Animal Farm is a political fable which highlights the downfalls of some political and economic systems. Specifically in the book, it talks of a system known as Animalism. It is considered as one of Britain’s most classical stories and post- war novel.
The themes explored in this book are mainly dictatorship, power and politics.
In this blog post, I will be exploring Animal Farm in more detail.
- What is the book about?
Animal Farm is a highly political book which explores dictatorship and misuse of power. Indeed, there are many political interpretations to this book. However, I believe Animal Farm is about the dangers of ideologies and how something innocent or beneficial can be manipulated. In the beginning of the book, an idea through a dream is told by Old Major. This idea is that animals on the farm will solely benefit from their produce and not imitate the ‘vices of man’. A very fair, simple and liberating idea which later becomes the very cause of oppression.
- Which part of the book was the most emotive?

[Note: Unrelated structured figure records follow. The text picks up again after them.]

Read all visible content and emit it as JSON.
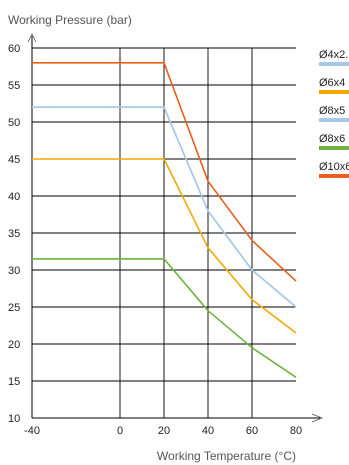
{
  "chart_data": {
    "type": "line",
    "ylabel": "Working Pressure (bar)",
    "xlabel": "Working Temperature (°C)",
    "xlim": [
      -40,
      80
    ],
    "ylim": [
      10,
      60
    ],
    "x_ticks": [
      -40,
      0,
      20,
      40,
      60,
      80
    ],
    "y_ticks": [
      10,
      15,
      20,
      25,
      30,
      35,
      40,
      45,
      50,
      55,
      60
    ],
    "grid": true,
    "legend_position": "right",
    "series": [
      {
        "name": "Ø4x2.",
        "color": "#a8c8e8",
        "x": [
          -40,
          20,
          40,
          60,
          80
        ],
        "y": [
          52,
          52,
          38,
          30,
          25
        ]
      },
      {
        "name": "Ø6x4",
        "color": "#f5a800",
        "x": [
          -40,
          20,
          40,
          60,
          80
        ],
        "y": [
          45,
          45,
          33,
          26,
          21.5
        ]
      },
      {
        "name": "Ø8x5",
        "color": "#a8c8e8",
        "x": [
          -40,
          20,
          40,
          60,
          80
        ],
        "y": [
          52,
          52,
          38,
          30,
          25
        ]
      },
      {
        "name": "Ø8x6",
        "color": "#6db33f",
        "x": [
          -40,
          20,
          40,
          60,
          80
        ],
        "y": [
          31.5,
          31.5,
          24.5,
          19.5,
          15.5
        ]
      },
      {
        "name": "Ø10x6",
        "color": "#e8601c",
        "x": [
          -40,
          20,
          40,
          60,
          80
        ],
        "y": [
          58,
          58,
          42,
          34,
          28.5
        ]
      }
    ]
  }
}
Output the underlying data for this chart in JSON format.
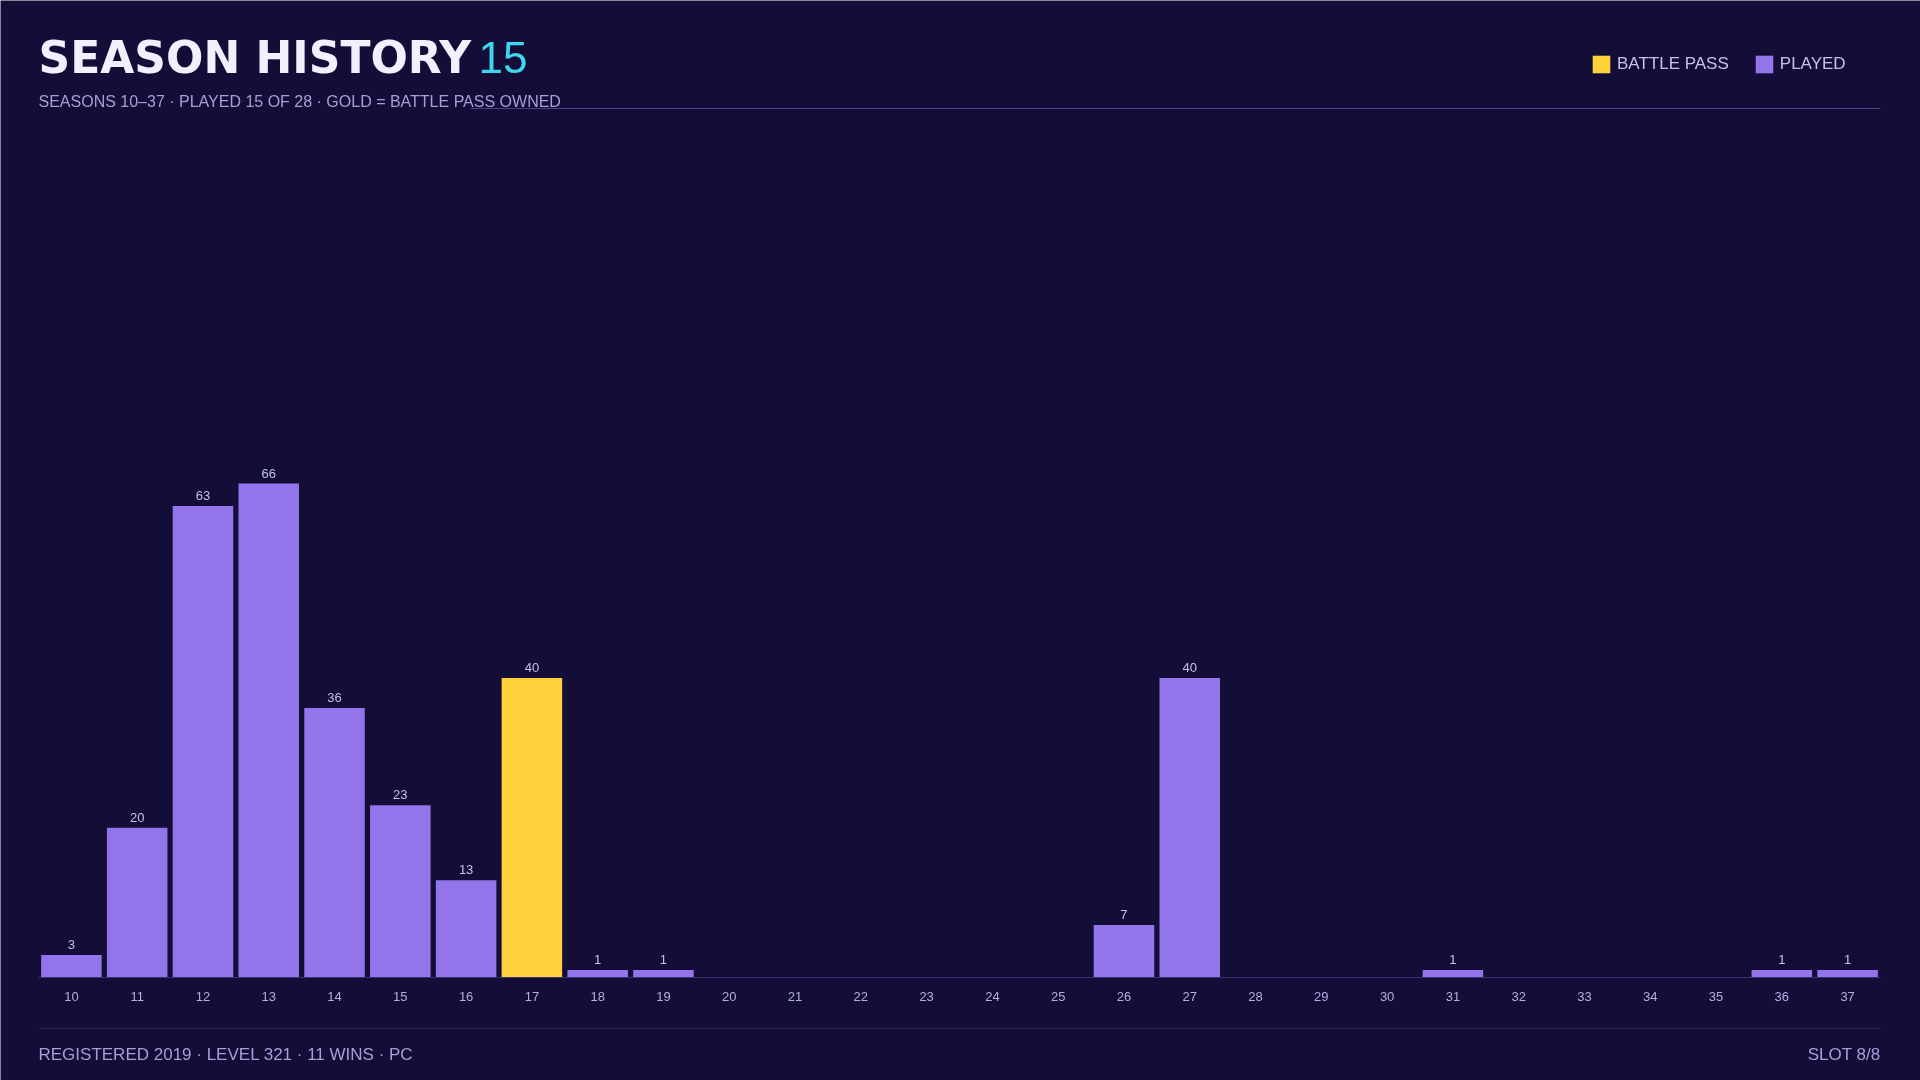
{
  "chart_data": {
    "type": "bar",
    "title": "SEASON HISTORY 15",
    "subtitle": "SEASONS 10–37  ·  PLAYED 15 OF 28  ·  GOLD = BATTLE PASS OWNED",
    "categories": [
      "10",
      "11",
      "12",
      "13",
      "14",
      "15",
      "16",
      "17",
      "18",
      "19",
      "20",
      "21",
      "22",
      "23",
      "24",
      "25",
      "26",
      "27",
      "28",
      "29",
      "30",
      "31",
      "32",
      "33",
      "34",
      "35",
      "36",
      "37"
    ],
    "series": [
      {
        "name": "BATTLE PASS",
        "color": "#ffd23c",
        "values": [
          null,
          null,
          null,
          null,
          null,
          null,
          null,
          40,
          null,
          null,
          null,
          null,
          null,
          null,
          null,
          null,
          null,
          null,
          null,
          null,
          null,
          null,
          null,
          null,
          null,
          null,
          null,
          null
        ]
      },
      {
        "name": "PLAYED",
        "color": "#9275ea",
        "values": [
          3,
          20,
          63,
          66,
          36,
          23,
          13,
          null,
          1,
          1,
          0,
          0,
          0,
          0,
          0,
          0,
          7,
          40,
          0,
          0,
          0,
          1,
          0,
          0,
          0,
          0,
          1,
          1
        ],
        "value_labels": [
          "3",
          "20",
          "63",
          "66",
          "36",
          "23",
          "13",
          null,
          "1",
          "1",
          null,
          null,
          null,
          null,
          null,
          null,
          "7",
          "40",
          null,
          null,
          null,
          "1",
          null,
          null,
          null,
          null,
          "1",
          "1"
        ]
      }
    ],
    "data_labels": true,
    "legend": "top right",
    "grid": false,
    "annotations": [
      "REGISTERED 2019  ·  LEVEL 321  ·  11 WINS  ·  PC",
      "SLOT 8/8"
    ]
  }
}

The saddest part of the book is what happens to Boxer. I won’t reveal too much BUT he was one of the most loyal and hardworking animal in the farm who strongly believed in the cause. Yet, he suffered a cruel fate. It was an emotive part of the story and a betrayal of trust. This aspect of Animal Farm got me emotive because of the distortion of events. Despite events being distorted throughout the novel, I wasn’t prepared for the distortion in Chapter 9.
- What literary devices are used to enhance Animal Farm?
- Songs and Poetry
- Songs and Poetry
- Who should read this book?
Some regard this book as a children’s book and personally, I do not believe it is. I think children would not be able to fully grasp all the dimensions of this novel so I would say Young Adults and upwards. As well as anyone with an interest in politics.
This book is for you if:
- You enjoy political books
- Like books with a moral message
- Want a short read
- Want to read a classic book
This book is not for you if:
- Dislike politics
- Want a long read
- Don’t want to think or analyse too much.